O “dilema do arroz”, diz Yoshinaga, é ilustrativa nesse sentido. A desvalorização — além da maior demanda internacional, que tende a elevar os preços — tende a aumentar a receita em reais de quem vende para fora.
Assim, o produtor às vezes prefere exportar do que vender no mercado interno. A menor disponibilidade no mercado interno, por sua vez, empurra o preço para cima no mercado doméstico.
A mesma lógica vale para o milho, para a soja, para o açúcar… Essa dinâmica ajuda a explicar porque os alimentos subiram tanto de preço nos últimos meses.
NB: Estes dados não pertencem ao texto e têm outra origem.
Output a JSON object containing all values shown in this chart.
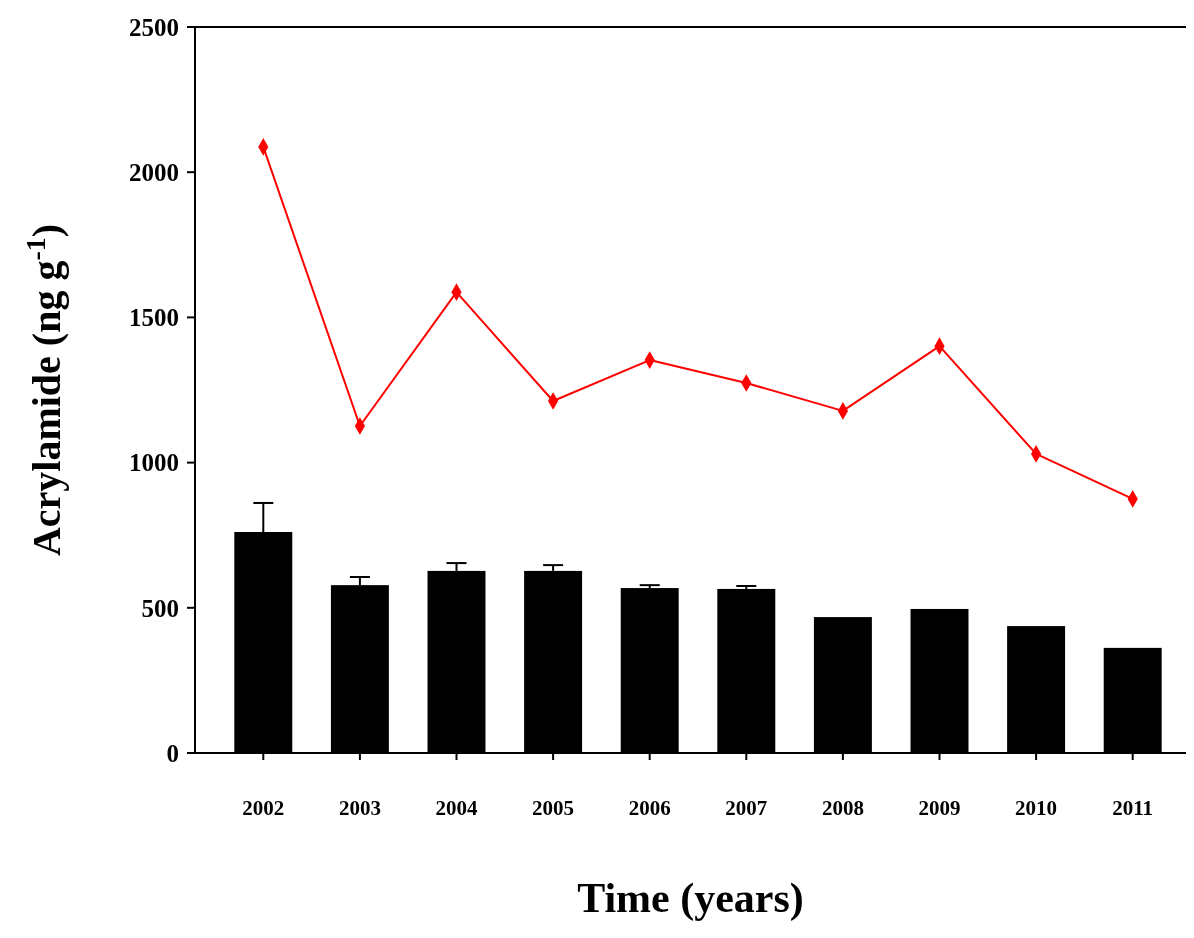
{
  "chart_data": {
    "type": "bar",
    "xlabel": "Time (years)",
    "ylabel": "Acrylamide (ng g$^{-1}$)",
    "categories": [
      "2002",
      "2003",
      "2004",
      "2005",
      "2006",
      "2007",
      "2008",
      "2009",
      "2010",
      "2011"
    ],
    "series": [
      {
        "color": "#000000",
        "values": [
          761,
          578,
          627,
          627,
          568,
          565,
          468,
          496,
          437,
          362
        ],
        "errors": [
          100,
          28,
          27,
          20,
          10,
          10,
          null,
          null,
          null,
          null
        ]
      },
      {
        "type": "line",
        "color": "#ff0000",
        "values": [
          2087,
          1126,
          1587,
          1212,
          1353,
          1274,
          1178,
          1401,
          1030,
          875
        ],
        "marker": "diamond"
      }
    ],
    "ylim": [
      0,
      2500
    ],
    "yticks": [
      0,
      500,
      1000,
      1500,
      2000,
      2500
    ],
    "grid": false
  }
}
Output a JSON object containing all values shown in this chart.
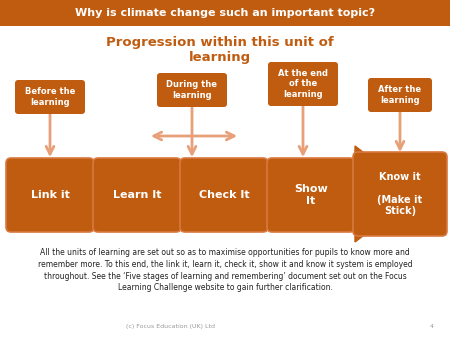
{
  "title_banner": "Why is climate change such an important topic?",
  "title_banner_bg": "#c05c10",
  "title_banner_fg": "#ffffff",
  "subtitle": "Progression within this unit of\nlearning",
  "subtitle_color": "#c05c10",
  "arrow_color": "#c05c10",
  "arrow_light": "#e8a078",
  "box_labels": [
    "Link it",
    "Learn It",
    "Check It",
    "Show\nIt",
    "Know it\n\n(Make it\nStick)"
  ],
  "footer_text": "All the units of learning are set out so as to maximise opportunities for pupils to know more and\nremember more. To this end, the link it, learn it, check it, show it and know it system is employed\nthroughout. See the ‘Five stages of learning and remembering’ document set out on the Focus\nLearning Challenge website to gain further clarification.",
  "copyright_text": "(c) Focus Education (UK) Ltd",
  "page_number": "4",
  "bg_color": "#ffffff"
}
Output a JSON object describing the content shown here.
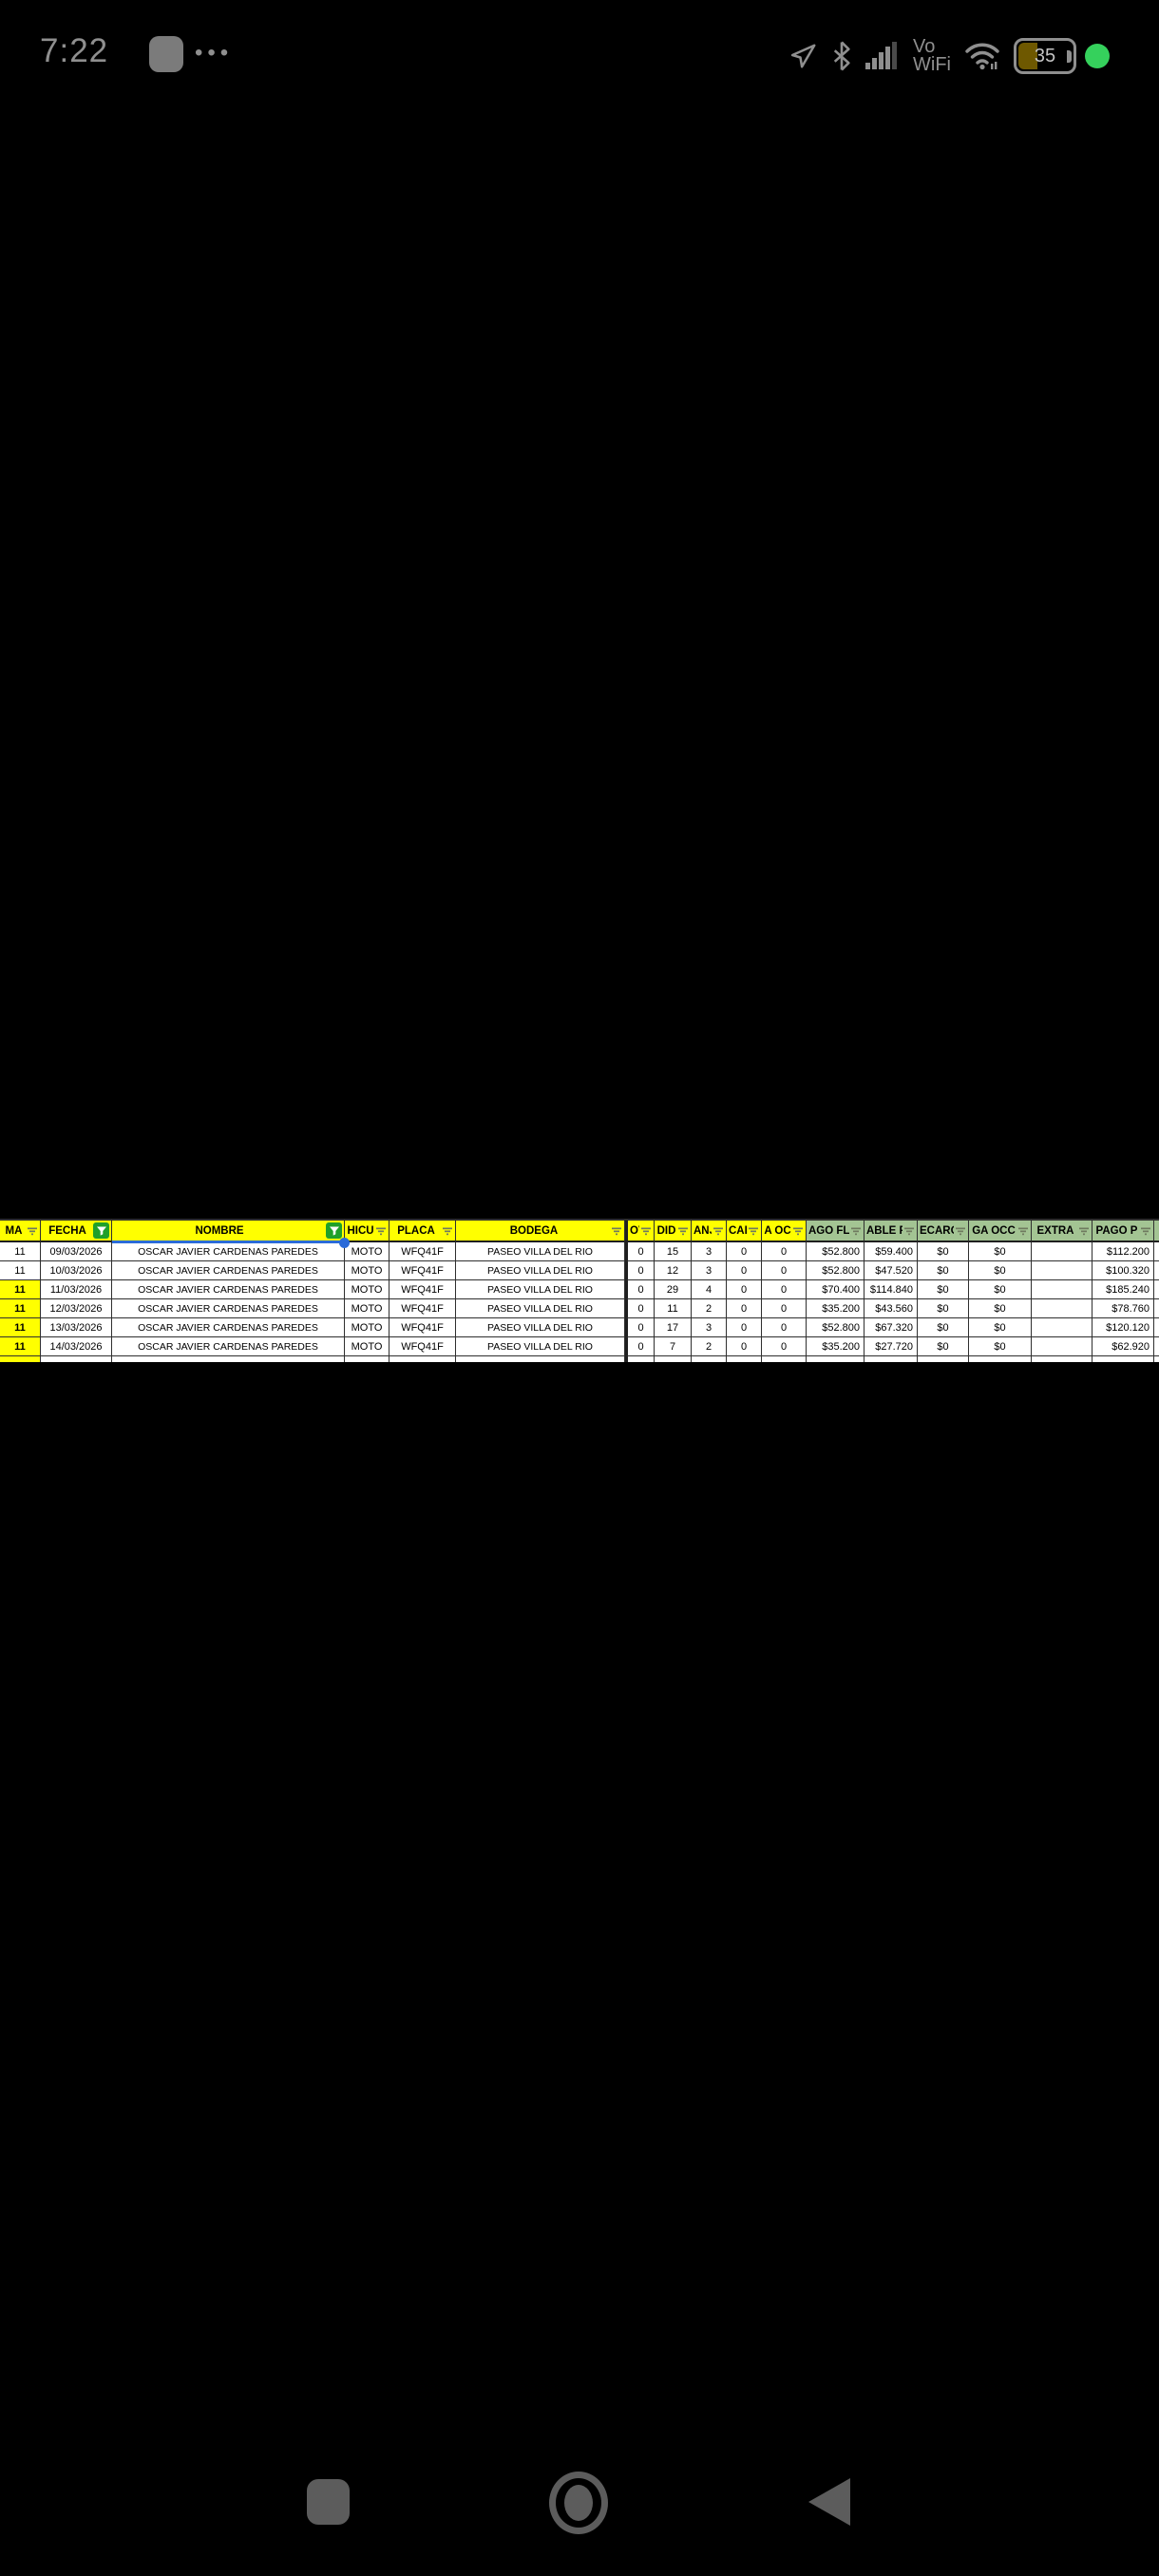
{
  "status_bar": {
    "time": "7:22",
    "dots": "•••",
    "vowifi_line1": "Vo",
    "vowifi_line2": "WiFi",
    "battery_percent": "35"
  },
  "colors": {
    "header_yellow": "#ffff00",
    "header_green": "#a3c493",
    "active_filter_green": "#1fa02a",
    "row_highlight_yellow": "#ffff00",
    "selection_blue": "#2b6bd8",
    "recording_dot_green": "#35d15c"
  },
  "table": {
    "columns": [
      {
        "key": "ma",
        "label": "MA",
        "group": "yellow",
        "filter": "plain"
      },
      {
        "key": "fecha",
        "label": "FECHA",
        "group": "yellow",
        "filter": "active"
      },
      {
        "key": "nombre",
        "label": "NOMBRE",
        "group": "yellow",
        "filter": "active",
        "selected": true
      },
      {
        "key": "vehiculo",
        "label": "HICU",
        "group": "yellow",
        "filter": "plain"
      },
      {
        "key": "placa",
        "label": "PLACA",
        "group": "yellow",
        "filter": "plain"
      },
      {
        "key": "bodega",
        "label": "BODEGA",
        "group": "yellow",
        "filter": "plain"
      },
      {
        "key": "c1",
        "label": "OV",
        "group": "yellow",
        "filter": "plain"
      },
      {
        "key": "c2",
        "label": "DID",
        "group": "yellow",
        "filter": "plain"
      },
      {
        "key": "c3",
        "label": "ANJ",
        "group": "yellow",
        "filter": "plain"
      },
      {
        "key": "c4",
        "label": "CAF",
        "group": "yellow",
        "filter": "plain"
      },
      {
        "key": "c5",
        "label": "A OC",
        "group": "yellow",
        "filter": "plain"
      },
      {
        "key": "pago_fl",
        "label": "AGO FL",
        "group": "green",
        "filter": "plain"
      },
      {
        "key": "saldo",
        "label": "ABLE F",
        "group": "green",
        "filter": "plain"
      },
      {
        "key": "recargo",
        "label": "ECARG",
        "group": "green",
        "filter": "plain"
      },
      {
        "key": "ga_occ",
        "label": "GA OCC",
        "group": "green",
        "filter": "plain"
      },
      {
        "key": "extra",
        "label": "EXTRA",
        "group": "green",
        "filter": "plain"
      },
      {
        "key": "pago_p",
        "label": "PAGO P",
        "group": "green",
        "filter": "plain"
      },
      {
        "key": "sliver",
        "label": "",
        "group": "green",
        "filter": "none"
      }
    ],
    "rows": [
      {
        "ma": "11",
        "fecha": "09/03/2026",
        "nombre": "OSCAR JAVIER CARDENAS PAREDES",
        "vehiculo": "MOTO",
        "placa": "WFQ41F",
        "bodega": "PASEO VILLA DEL RIO",
        "c1": "0",
        "c2": "15",
        "c3": "3",
        "c4": "0",
        "c5": "0",
        "pago_fl": "$52.800",
        "saldo": "$59.400",
        "recargo": "$0",
        "ga_occ": "$0",
        "extra": "",
        "pago_p": "$112.200",
        "sliver": "",
        "highlight": false
      },
      {
        "ma": "11",
        "fecha": "10/03/2026",
        "nombre": "OSCAR JAVIER CARDENAS PAREDES",
        "vehiculo": "MOTO",
        "placa": "WFQ41F",
        "bodega": "PASEO VILLA DEL RIO",
        "c1": "0",
        "c2": "12",
        "c3": "3",
        "c4": "0",
        "c5": "0",
        "pago_fl": "$52.800",
        "saldo": "$47.520",
        "recargo": "$0",
        "ga_occ": "$0",
        "extra": "",
        "pago_p": "$100.320",
        "sliver": "",
        "highlight": false
      },
      {
        "ma": "11",
        "fecha": "11/03/2026",
        "nombre": "OSCAR JAVIER CARDENAS PAREDES",
        "vehiculo": "MOTO",
        "placa": "WFQ41F",
        "bodega": "PASEO VILLA DEL RIO",
        "c1": "0",
        "c2": "29",
        "c3": "4",
        "c4": "0",
        "c5": "0",
        "pago_fl": "$70.400",
        "saldo": "$114.840",
        "recargo": "$0",
        "ga_occ": "$0",
        "extra": "",
        "pago_p": "$185.240",
        "sliver": "",
        "highlight": true
      },
      {
        "ma": "11",
        "fecha": "12/03/2026",
        "nombre": "OSCAR JAVIER CARDENAS PAREDES",
        "vehiculo": "MOTO",
        "placa": "WFQ41F",
        "bodega": "PASEO VILLA DEL RIO",
        "c1": "0",
        "c2": "11",
        "c3": "2",
        "c4": "0",
        "c5": "0",
        "pago_fl": "$35.200",
        "saldo": "$43.560",
        "recargo": "$0",
        "ga_occ": "$0",
        "extra": "",
        "pago_p": "$78.760",
        "sliver": "",
        "highlight": true
      },
      {
        "ma": "11",
        "fecha": "13/03/2026",
        "nombre": "OSCAR JAVIER CARDENAS PAREDES",
        "vehiculo": "MOTO",
        "placa": "WFQ41F",
        "bodega": "PASEO VILLA DEL RIO",
        "c1": "0",
        "c2": "17",
        "c3": "3",
        "c4": "0",
        "c5": "0",
        "pago_fl": "$52.800",
        "saldo": "$67.320",
        "recargo": "$0",
        "ga_occ": "$0",
        "extra": "",
        "pago_p": "$120.120",
        "sliver": "",
        "highlight": true
      },
      {
        "ma": "11",
        "fecha": "14/03/2026",
        "nombre": "OSCAR JAVIER CARDENAS PAREDES",
        "vehiculo": "MOTO",
        "placa": "WFQ41F",
        "bodega": "PASEO VILLA DEL RIO",
        "c1": "0",
        "c2": "7",
        "c3": "2",
        "c4": "0",
        "c5": "0",
        "pago_fl": "$35.200",
        "saldo": "$27.720",
        "recargo": "$0",
        "ga_occ": "$0",
        "extra": "",
        "pago_p": "$62.920",
        "sliver": "",
        "highlight": true
      }
    ],
    "partial_row_visible": true
  }
}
Parte do impacto, contudo, está sendo absorvido pelas próprias empresas, destaca Mauro Rodrigues, professor do Departamento de Economia da USP e economista do portal porque.com.br.
Diante do avanço do desemprego e da queda na renda que reprimiram a demanda, os vendedores não conseguem repassar o aumento de custos para os consumidores. Muitos preferem reduzir a margem de lucro a perder negócio.
A trajetória dos índices de inflação que captam a variação de preços aos produtores e aos consumidores, como o IGP-M, é um retrato dessa situação. Enquanto o Índice de Preços ao Produtor Amplo (IPA) variou 25,26% nos 12 meses até setembro, o Índice de Preços ao Consumidor ao Consumidor (IPC) subiu 3,04%:
Por conta desse efeito, o IGP-M, que é uma composição dos dois índices e mais um terceiro (ligado à construção civil), acumula alta de 17,9%.
A distorção tem um efeito colateral prático: o IGP-M — hoje quase 15 pontos percentuais acima dos índices que costumam ser usados como parâmetro para os reajustes salariais, IPCA e INPC — é indexador de boa parte dos contratos de aluguel.
Nesse caso, diz o economista, a saída para o inquilino para tentar evitar o prejuízo é renegociar.